Año 2009. Mi mamá trabajaba en esa época para la empresa de mi abuelo, y mi tía (que también trabajaba ahí) recogió un lindo gatito que se encontró en un estacionamiento. Por supuesto que el gato estaba sucio, lleno de pulgas, y hambriento. Daba pena el pobre gatito. Entonces ella se lo llevó a la oficina y ahí limpió al gato, le dio comida, y al cabo de un tiempo descubrió que era hembra. Le puso por nombre “Hádaga”, aunque hasta el día de hoy no descubro el significado. La gatita creció ahí, y cuando tenía aproximadamente 8 meses, sucedió algo trágico (o cómico, dependiendo del punto de vista).
Era febrero del 2010 y la gatita se iba a quedar sola por un fin de semana, entonces a mi mamá se le ocurrió llevársela al departamento en el que vivíamos para que no se quedara sola. Ella llegó al departamento, comenzó a olisquear todo y, como todo gato, a explorar. Pasó por todos los rincones del departamento, y en la noche la dejamos libre entre el living y el baño, con un arenero para que hiciera sus necesidades.
Al otro día nos levantamos y nos olvidamos un rato de la gata. A eso de las 2 de la tarde, recordamos a esa peludita naranja. No estaba en ninguna parte del departamento, ni del edificio. Recorrimos todo el barrio en su búsqueda y no apareció. Lloramos por no encontrarla. Ese mismo sábado en la noche, mi mamá siente un maullido que provenía de algún lugar debajo de la tina del baño. Nos pusimos a investigar y nos dimos cuenta de que, en el costado inferior derecho de la pared de la tina había un pequeño agujero, por el que perfectamente cabía un gato pequeño. Discutiendo qué hacer decidimos picar la pared para rescatar a la gata; obviamente no la podíamos dejar ahí. Luego de picar la pared y rebuscar por todas partes debajo de la tina, no la encontramos, pero sí encontramos otro agujero en la pared. Esta vez se trataba del ducto que antiguamente se usaba como incinerador de basura. Partimos a averiguar con el conserje del edificio, y él nos explicó que seguramente el animal se había caído hasta el primer piso (o quizá más abajo) y que no había forma de abrir ese lugar por fuera. ¿Qué hacer? Nos preguntamos. Decidimos romper la pared por el mismo lugar del agujero hasta hacerlo lo suficientemente grande para que una persona cupiera y bajara a buscar al gato. Sin embargo, eso no fue necesario, porque apenas la peludita escuchó sonidos y vió la luz que arrojábamos hacia abajo, ella se asomó y comenzó a llorar.

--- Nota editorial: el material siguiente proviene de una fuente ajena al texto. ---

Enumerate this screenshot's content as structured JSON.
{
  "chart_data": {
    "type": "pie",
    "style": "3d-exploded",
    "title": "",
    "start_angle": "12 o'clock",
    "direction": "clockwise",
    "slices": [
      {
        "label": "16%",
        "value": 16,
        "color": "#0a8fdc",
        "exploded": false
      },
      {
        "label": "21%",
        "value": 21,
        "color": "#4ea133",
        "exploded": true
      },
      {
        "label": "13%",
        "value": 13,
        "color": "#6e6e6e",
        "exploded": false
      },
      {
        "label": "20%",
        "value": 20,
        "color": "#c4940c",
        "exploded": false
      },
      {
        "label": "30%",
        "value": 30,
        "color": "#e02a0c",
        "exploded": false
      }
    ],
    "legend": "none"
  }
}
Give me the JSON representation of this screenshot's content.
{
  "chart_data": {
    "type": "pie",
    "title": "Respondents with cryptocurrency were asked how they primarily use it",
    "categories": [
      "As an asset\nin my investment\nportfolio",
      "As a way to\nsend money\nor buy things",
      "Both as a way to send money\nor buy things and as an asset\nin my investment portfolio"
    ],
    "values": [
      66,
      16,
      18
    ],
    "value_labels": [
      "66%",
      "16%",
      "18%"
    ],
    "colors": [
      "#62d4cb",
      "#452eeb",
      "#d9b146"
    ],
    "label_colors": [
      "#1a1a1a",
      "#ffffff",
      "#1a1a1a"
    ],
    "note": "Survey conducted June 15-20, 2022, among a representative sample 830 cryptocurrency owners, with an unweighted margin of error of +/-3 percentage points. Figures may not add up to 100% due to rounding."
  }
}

Finalmente, bajamos con una cuerda una bolsa de lona con comida, esperamos que la gatita fuera a comer y naturalmente quedara dentro de la bolsa. Cuando eso pasó, tiramos de la cuerda rogando que la peluda no se cayera nuevamente.
Actualmente vive conmigo, duerme conmigo, y cuando estoy triste me hace compañía y me ronronea.
Por supuesto que nunca más la dejamos cerca de un agujero de alguna pared por el que se pudiera tirar (no queremos más "travesuras" como esas).